A landmark bid to make tobacco companies pay for an Invercargill mother's death has been extinguished by a High Court decision which says she knew the dangers of smoking and could have given up.
Janice Pou smoked nearly 30 cigarettes a day from the age of 17 and died in September 2002 at the age of 51, just over a year after being diagnosed with lung cancer.
Her estate, executed by her children Kasey and Brandon, claimed $310,966 from British American Tobacco New Zealand and WD & HO Wills.
But Justice Graham Lang ruled in the High Court at Auckland that Mrs Pou must have known the risks of smoking. Her attempts to give up waxed and waned and were doomed to fail.
"I do not consider that Mrs Pou ever made any reasonable attempts to give up smoking," he said.
As a result she must have accepted the risks.
"It was therefore not open to Mrs Pou to seek redress from the defendants once she developed lung cancer because the possibility she might develop lung cancer was one of the risks that she assumed."
The decision has saddened Mrs Pou's family and angered anti-smoking groups but British American Tobacco New Zealand spokesman Carrick Graham said the decision was a sensible one.
"British American Tobacco New Zealand is engaged in the legal business of manufacturing tobacco products for informed adults who make a personal decision to smoke," he said.
But Mrs Pou's sister, Helen Toomata, knows only too well how addictive smoking is.
Janice was her second sibling to die of lung cancer. Another sister, Margaret Karipa, died in 1998.
Mrs Toomata, also a smoker, has tried many times to give up. Nicotine patches gave her nightmares, but hypnotherapy had helped reduce her cigarette consumption, although she would not say how many she smoked now.
The court case was to make tobacco companies aware of the harm smoking inflicted, but they were still not accountable, she said.
Her sister's dying wish was to make a difference by bringing the action and she hoped it had at least raised public awareness.
A lawyer for the family, John French, said hundreds of hours had gone into preparing the case and the result was disappointing. The family had yet to decide whether to appeal.

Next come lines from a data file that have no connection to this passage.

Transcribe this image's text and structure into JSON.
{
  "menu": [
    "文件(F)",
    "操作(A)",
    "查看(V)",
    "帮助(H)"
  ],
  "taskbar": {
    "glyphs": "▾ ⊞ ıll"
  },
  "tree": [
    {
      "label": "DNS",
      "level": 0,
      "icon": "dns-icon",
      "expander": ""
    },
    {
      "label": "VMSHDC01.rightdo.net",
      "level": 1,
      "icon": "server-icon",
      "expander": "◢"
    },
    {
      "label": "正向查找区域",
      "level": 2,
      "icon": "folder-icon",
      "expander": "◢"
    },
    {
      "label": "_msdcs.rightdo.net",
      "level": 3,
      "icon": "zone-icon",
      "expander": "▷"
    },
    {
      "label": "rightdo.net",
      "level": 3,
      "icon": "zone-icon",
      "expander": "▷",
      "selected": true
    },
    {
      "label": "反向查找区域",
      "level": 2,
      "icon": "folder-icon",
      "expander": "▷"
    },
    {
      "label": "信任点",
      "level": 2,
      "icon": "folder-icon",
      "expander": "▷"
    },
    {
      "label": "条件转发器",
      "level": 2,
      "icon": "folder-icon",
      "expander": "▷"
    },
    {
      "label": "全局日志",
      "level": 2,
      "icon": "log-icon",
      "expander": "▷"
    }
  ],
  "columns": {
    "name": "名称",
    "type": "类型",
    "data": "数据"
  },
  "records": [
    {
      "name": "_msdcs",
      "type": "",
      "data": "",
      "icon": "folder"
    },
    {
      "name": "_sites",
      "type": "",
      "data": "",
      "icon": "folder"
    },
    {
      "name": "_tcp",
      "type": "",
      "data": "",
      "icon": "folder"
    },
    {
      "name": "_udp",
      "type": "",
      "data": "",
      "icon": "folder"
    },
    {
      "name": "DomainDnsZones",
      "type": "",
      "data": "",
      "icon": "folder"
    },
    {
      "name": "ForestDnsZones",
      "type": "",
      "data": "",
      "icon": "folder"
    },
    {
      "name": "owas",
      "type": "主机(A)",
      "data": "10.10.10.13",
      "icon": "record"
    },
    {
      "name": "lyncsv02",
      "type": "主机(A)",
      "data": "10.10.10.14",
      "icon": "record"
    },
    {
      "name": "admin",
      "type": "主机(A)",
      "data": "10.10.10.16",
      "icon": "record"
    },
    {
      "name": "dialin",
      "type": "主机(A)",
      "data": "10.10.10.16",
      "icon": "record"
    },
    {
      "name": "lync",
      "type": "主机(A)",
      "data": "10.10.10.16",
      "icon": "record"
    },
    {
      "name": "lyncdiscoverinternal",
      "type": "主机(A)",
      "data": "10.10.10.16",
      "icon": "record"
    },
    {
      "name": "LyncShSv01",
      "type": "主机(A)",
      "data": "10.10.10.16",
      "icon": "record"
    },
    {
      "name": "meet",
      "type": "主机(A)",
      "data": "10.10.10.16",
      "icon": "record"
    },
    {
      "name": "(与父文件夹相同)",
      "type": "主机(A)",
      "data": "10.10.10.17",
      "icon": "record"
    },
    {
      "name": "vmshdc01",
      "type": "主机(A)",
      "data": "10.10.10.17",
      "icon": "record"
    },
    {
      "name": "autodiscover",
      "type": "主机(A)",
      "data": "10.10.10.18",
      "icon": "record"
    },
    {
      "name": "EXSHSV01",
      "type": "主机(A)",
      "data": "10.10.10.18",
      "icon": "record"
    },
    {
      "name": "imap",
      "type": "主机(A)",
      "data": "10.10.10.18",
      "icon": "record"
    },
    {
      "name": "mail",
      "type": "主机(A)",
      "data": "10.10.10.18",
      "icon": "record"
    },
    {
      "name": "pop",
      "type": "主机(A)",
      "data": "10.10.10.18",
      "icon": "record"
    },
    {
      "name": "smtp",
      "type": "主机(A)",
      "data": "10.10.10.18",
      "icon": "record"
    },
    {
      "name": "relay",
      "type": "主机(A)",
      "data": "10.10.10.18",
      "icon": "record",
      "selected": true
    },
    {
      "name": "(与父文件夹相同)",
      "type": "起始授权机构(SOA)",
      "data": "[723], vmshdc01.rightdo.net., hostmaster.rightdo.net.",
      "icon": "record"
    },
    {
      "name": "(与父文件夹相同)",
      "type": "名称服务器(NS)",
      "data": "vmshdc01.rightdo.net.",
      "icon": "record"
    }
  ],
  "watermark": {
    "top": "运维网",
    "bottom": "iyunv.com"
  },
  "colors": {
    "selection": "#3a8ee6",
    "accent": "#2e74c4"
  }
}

The Public Health Association said the case was about cigarette companies' actions since the 1940s and 1950s when they discovered they were marketing a lethal product.
In 1954, US tobacco manufacturers jointly published A Frank Statement to Cigarette Smokers in more than 400 US newspapers.
The advertisement questioned research findings implicating smoking as a cause of cancer, promised consumers that their cigarettes were safe, and pledged to support impartial research to investigate allegations that smoking was harmful to human health.
In the 1960s, the Rothmans Sports Foundation used high-profile figures such as Peter Snell, Arthur Lydiard, cricketer Bert Sutcliffe and All Black Don Clarke to promote sport.
And in 1974, the health warnings that did appear on cigarettes said only that "smoking may damage your health".
"Janice Pou should have quit smoking, but she couldn't beat the addiction," said association director Gay Keating.
The Cancer Society said the decision appeared to be a willingness to let companies profit from the death and misery their products caused.
Action on Smoking and Health director Becky Freeman said the organisation was angry that cigarette companies had won.
"We are angry that an industry that not only manufactures products which are addictive and kill people but also lies about it has not been held accountable."
She hoped the Pou family would appeal.
In his decision Justice Lang said that even if Mrs Pou was not aware of the dangers of smoking in 1968, she must have been aware of those risks by 1974 at the latest.
She continued to smoke, he said, and did not take reasonable steps to quit despite having the ability to.
"Informed consumers are entitled to exercise an autonomous right to purchase and consume products that are lawfully sold, not withstanding the fact that such products may be harmful to their health."